Stop thinking too much about pH. It doesn't matter much. KH is the important one here.
 
Alkalinity? And here I thought "alkaline" meant high pH. Sorry, I'm clearly not familiar with all the terminology yet. If you mean gH/KH, I don't have those tests. It's on the list of things to get. I was hoping not to have to buy more stuff so soon---I just ordered a lot of equipment, etc, that hasn't even arrived yet---but that list is getting kind of long so I may have to shell out in the near future.

You are right, the way it's used in reference to something that is not pH but is somewhat related is confusing.

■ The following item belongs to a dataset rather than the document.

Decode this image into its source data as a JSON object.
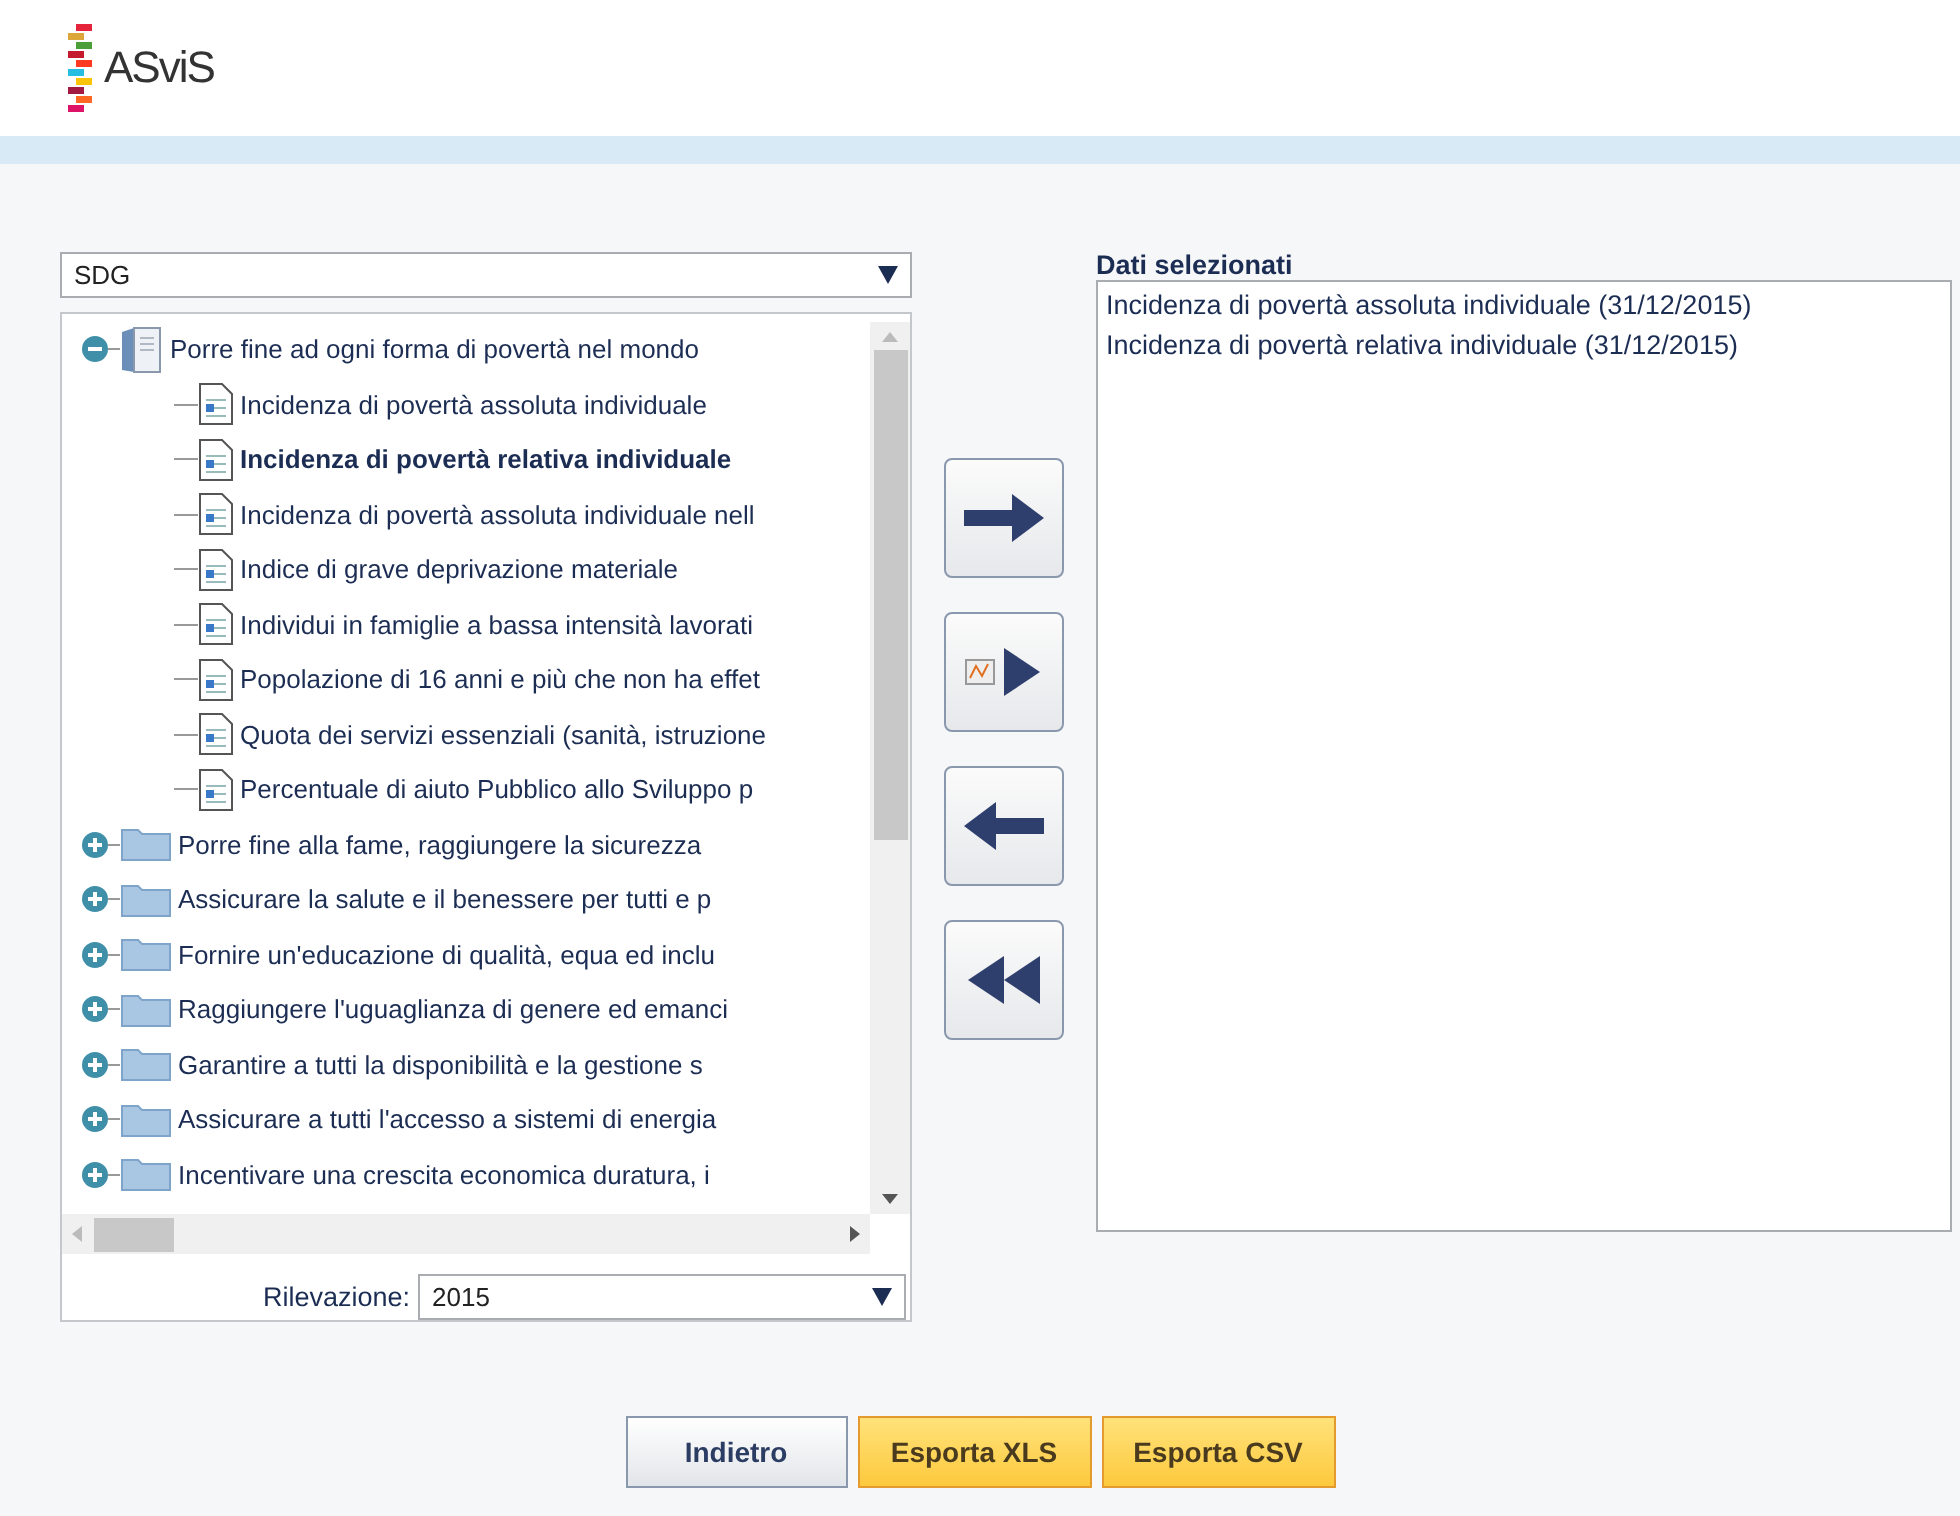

The definition of alkali supports both the pH definition we know, and the way they use it (and I can't remember if they use it to measure carbonate or minerals).
 
Okay, I think know what I need to do for my main tank now (gH/KH testing & buffering), but I'm still confused about the two new tanks. If cycling usually pushes the pH down, why did mine go up?

I did clean out and refill them last night but I haven't put in anything besides dechlor. I may go with ye olde fish food method since my ammonia was a disaster. I just wish I could figure out what was going on with the pH last time so I can try not to do it again.

KarlTH - I know you said to focus on KH, not pH, but I don't have a KH test right now so pH is all I have to go on.
 
pH can go up because ammonia is alkaline (it accepts a proton to become NH4+). It can also go up as dissolved CO2 in the tap water gases off. It can go up because of calcareous substrates. That's the reason for needing to focus on KH; I wish the master test kits included it.